И они с Коляшей – две выброшенные на берег рыбы: хлопают губами, хватают воздух.
И вот всё есть: чёрная икра – ложками хлебай, крыша над головой не дырявая, а того, чем дышать в этом зыбком, полном хищников и опасностей мире, нет.
– Давай выпьем, Алесь! Начудили мы оба с тобой. Молодые, сильные, а в жизни не при чём. Только ты у меня теперь… – Коляш опрокинул в себя коньяк.
– Врёшь, сыны у тебя, на тебя похожие. Остерегись гневить судьбу, ты им дай, что сам в жизни не получил, говоришь: рос вопреки родителям. Сделай, чтобы они не вопреки.
Коньяк кинулся в ноги и голову. Алесь отодвинул бутылку.
– Не будем сегодня пить. Давай попробуем вынырнуть.

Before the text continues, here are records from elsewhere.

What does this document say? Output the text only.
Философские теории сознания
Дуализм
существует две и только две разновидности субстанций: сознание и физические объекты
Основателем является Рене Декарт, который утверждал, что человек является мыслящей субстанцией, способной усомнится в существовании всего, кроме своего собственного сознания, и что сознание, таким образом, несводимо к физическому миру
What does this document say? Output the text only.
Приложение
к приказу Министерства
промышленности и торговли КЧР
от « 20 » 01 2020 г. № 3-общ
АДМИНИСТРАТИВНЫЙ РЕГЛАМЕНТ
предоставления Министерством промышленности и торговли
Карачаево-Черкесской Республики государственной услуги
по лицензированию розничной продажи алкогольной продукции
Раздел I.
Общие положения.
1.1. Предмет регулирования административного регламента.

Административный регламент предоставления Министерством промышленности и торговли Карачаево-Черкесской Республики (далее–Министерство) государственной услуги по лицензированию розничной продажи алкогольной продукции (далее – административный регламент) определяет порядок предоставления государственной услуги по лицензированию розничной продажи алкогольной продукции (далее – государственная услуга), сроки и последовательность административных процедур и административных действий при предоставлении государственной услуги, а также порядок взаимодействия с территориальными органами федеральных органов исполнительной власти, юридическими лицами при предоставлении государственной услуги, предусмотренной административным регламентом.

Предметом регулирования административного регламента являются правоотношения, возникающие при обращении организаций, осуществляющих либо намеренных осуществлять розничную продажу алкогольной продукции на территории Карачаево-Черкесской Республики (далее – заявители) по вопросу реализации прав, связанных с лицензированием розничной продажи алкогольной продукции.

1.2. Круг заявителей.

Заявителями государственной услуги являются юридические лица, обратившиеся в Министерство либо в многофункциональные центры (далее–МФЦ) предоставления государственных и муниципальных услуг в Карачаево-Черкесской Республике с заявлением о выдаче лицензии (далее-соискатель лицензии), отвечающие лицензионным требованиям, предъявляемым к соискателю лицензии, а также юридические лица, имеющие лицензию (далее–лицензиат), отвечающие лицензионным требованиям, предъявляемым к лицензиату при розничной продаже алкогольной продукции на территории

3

– Скажи только, будешь спать с Варежкой?
Алесь покачал головой.
– Пока Лиза смотрит на меня… косы у неё… понимаешь… смотрит она.
– Простите, я не опоздал?
Коляш вздрогнул, вскочил.
– Здравствуйте, Пётр Степаныч! Простите, время потерял. Познакомьтесь, пожалуйста, мой друг, мой брат. Алесь, это мой адвокат, у меня до него было дело, это он помог вытащить Варежку. А теперь у него – до меня. Знаете, Пётр Степаныч, только давайте сначала поедим. От голода в башке мутится. Мы с другом тут немного отвлеклись. Только пить мы с ним не можем, мозги блюдём.
– А я за рулём, ребята. Тоже не увлекаюсь.
Все трое набросились на еду. И опять властным шатром накрыли их пьяные, весёлые, требовательные, музыкальные звуки сиюминутной плотской жизни. Собрались здесь те, кому есть чем расплатиться за чёрную икру и ресторанный коньяк, и осетрину с поросятами.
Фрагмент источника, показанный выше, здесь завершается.